Bahnhof, Viehofen, Juni 2012

Bahnhof, Viehofen, Juni 2012

Donnerstag, 17. April 2014

Nachschiebebetrieb mit 1020ern: Thörl-Maglern, 1987

Ich aber bin von Villach aus nach Thörl-Maglern gefahren. Das war der letzte Bahnhof vor dem Grenzbahnhof Tarvis, und auf der steilen Strecke dorthin gab es damals noch häufigen Nachschub mit 1020ern. Aber bevor ich ein paar Bilder davon zeige, kommen zuerst die Sicherungsanlagen. Der Gleisplan auf sporenplan.nl zeigt, dass nur die Gleise 1 und 3 für die Kreuzungen der langen Güterzüge verwendet werden konnten.
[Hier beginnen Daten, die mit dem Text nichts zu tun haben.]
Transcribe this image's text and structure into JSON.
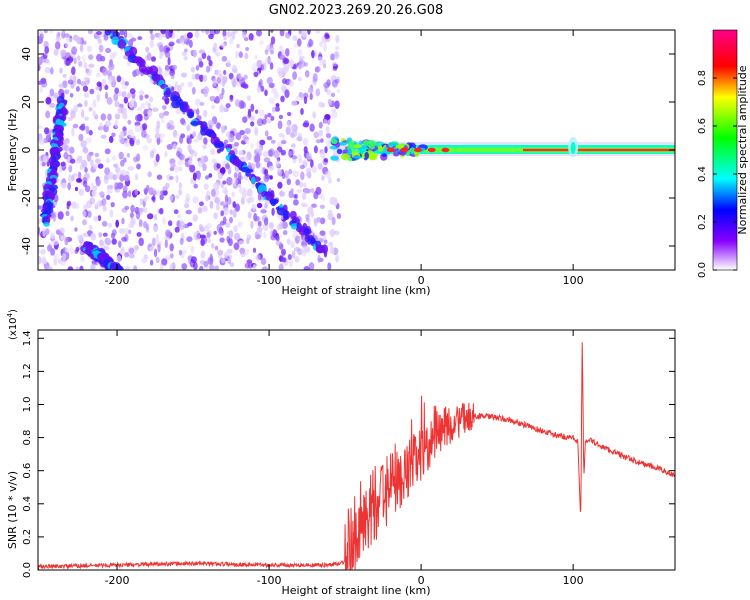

Vor der Mittelweiche 33, bei der Gleis 2 ins Gleis 1 lief, standen zwei Schutzsignale, sodass von Villach her auch "kurze Einfahrten" möglich waren (ich nehme an, das half beim Kreuzen zweier Güterzüge, wenn zugleich ein 4030er auch noch im Bahnhof anwesend war).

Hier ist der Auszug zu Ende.